EWE Mythical-Beast Clay Shrine Mask (30 cm - Codjo Guinzin Personal Voodoo Altar Familiar)
Un objet en terre cuite très inhabituel de 30 cm, qui a la forme du museau et du visage d'un animal mythique stylisé (semblable à un cochon ou un sanglier), avec des oreilles arrondies et des yeux profondément creusés.
1. style esthétique et zoomorphisme mythique
Ce masque en terre cuite a été réalisé par le féticheur Codjo du village de Guinzin. Il s'écarte de la représentation anthropomorphe des figures Ewe-Mami-Wata et présente à la place un étrange zoomorphisme mythologique. L'artiste a modelé l'argile de manière à faire ressortir un museau animal prononcé et des orbites profondes et ombragées. L'esthétique est brute et terreuse, sans lignes fines et délicates ; au lieu de cela, elle s'appuie sur des volumes lourds et arrondis pour projeter la présence originelle, légèrement inquiétante, d'un animal indompté du monde des esprits.
2. la fonction rituelle et le fétiche personnel
Bien que ce lourd objet en terre cuite de 30 cm de long soit classé comme "masque", il n'a jamais été destiné à être porté sur le visage d'un être humain. Comme le confirme explicitement Hornek, "selon la source, ce masque en terre cuite n'était pas porté, mais conservé sur l'autel domestique du prêtre sacrificateur de Guinzin" Comme pour d'autres objets vaudous, il s'agit probablement d'un objet de culte "très personnel" sous la forme d'un animal mythique appartenant spécifiquement au fétichiste. Cet animal mythique, conservé en permanence sur son autel domestique, servait de confident ou de gardien spirituel spécial au féticheur, qui l'aidait dans ses rituels vaudou privés et dans la canalisation de pouvoirs surnaturels à l'écart du public.

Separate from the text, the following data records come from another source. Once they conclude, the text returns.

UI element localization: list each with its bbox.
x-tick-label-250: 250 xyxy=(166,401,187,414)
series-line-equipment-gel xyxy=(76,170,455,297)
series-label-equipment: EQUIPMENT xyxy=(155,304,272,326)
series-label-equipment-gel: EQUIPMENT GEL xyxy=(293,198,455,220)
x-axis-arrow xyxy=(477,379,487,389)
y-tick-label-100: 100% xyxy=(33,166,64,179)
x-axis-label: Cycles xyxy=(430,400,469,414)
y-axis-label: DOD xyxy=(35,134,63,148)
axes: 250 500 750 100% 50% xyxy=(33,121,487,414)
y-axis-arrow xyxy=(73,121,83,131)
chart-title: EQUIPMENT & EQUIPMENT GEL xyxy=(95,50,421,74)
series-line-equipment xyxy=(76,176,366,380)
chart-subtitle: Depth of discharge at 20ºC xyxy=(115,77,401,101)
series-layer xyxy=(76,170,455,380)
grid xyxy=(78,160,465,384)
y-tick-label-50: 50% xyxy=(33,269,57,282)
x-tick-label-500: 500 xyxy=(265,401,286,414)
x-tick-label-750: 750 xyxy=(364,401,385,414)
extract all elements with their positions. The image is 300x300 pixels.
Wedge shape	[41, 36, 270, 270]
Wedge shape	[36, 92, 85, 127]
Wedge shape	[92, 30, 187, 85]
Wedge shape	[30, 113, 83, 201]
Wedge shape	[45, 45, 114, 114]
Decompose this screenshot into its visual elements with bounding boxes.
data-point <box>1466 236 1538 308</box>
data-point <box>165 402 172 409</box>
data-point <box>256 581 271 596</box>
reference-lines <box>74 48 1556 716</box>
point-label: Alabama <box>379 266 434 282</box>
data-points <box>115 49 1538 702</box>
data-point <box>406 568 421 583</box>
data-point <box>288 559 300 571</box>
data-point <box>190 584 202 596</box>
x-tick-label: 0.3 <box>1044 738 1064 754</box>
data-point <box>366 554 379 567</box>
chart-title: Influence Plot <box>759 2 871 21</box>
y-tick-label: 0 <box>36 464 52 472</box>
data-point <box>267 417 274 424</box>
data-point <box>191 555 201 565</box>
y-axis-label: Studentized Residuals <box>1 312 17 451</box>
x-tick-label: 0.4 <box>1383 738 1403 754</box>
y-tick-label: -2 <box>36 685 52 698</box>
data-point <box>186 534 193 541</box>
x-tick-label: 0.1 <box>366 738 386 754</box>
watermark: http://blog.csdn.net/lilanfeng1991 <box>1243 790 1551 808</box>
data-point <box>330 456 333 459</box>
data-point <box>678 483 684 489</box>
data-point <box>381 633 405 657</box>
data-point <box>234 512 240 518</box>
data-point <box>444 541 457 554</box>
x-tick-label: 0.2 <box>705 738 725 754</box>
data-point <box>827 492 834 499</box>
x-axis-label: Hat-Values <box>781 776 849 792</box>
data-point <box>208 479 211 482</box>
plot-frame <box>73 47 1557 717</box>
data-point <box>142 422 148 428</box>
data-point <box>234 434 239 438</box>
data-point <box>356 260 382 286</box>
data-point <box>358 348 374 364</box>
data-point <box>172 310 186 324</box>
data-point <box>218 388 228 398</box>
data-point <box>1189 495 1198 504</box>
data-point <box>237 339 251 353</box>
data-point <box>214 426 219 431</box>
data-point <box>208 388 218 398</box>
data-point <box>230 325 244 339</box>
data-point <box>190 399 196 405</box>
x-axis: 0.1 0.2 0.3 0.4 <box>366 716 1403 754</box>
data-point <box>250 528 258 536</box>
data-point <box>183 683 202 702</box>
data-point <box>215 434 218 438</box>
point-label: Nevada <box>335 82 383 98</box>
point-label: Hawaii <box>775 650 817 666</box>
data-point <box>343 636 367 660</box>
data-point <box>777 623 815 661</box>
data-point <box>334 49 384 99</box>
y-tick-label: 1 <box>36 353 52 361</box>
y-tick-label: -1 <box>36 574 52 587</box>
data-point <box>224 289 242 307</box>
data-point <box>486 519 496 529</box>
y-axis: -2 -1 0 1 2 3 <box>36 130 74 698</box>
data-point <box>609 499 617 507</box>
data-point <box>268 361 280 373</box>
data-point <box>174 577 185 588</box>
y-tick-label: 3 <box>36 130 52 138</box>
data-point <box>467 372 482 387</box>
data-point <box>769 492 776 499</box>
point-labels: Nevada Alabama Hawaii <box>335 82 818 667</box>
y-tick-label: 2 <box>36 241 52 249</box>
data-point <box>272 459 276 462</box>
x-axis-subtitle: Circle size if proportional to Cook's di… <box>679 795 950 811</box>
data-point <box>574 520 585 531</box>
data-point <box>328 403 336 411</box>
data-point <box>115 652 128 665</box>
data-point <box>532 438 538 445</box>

3. patine, altération des matériaux et preuve de l'âge
La terre cuite non émaillée présente une patine ancienne dense, sèche et très authentique. L'argile poreuse a absorbé la suie historique, la poussière et les résidus de libations organiques que le féticheur a versés sur lui lors de cérémonies privées. Les bords du museau et les oreilles arrondies présentent de petits écaillages naturels et une usure par frottement, car ils ont été traités, déplacés et oints sur l'autel pendant de nombreuses années. Cette croûte terreuse non perturbée confirme pleinement son histoire en tant qu'outil religieux fonctionnel et stationnaire.
Résumé
Ce masque en terre cuite très inhabituel des Ewe est un exemple fascinant d'art du sanctuaire zoomorphe non portable. Sa patine lourde et terreuse confirme son rôle de confident magique profondément personnel d'un prêtre vaudou béninois.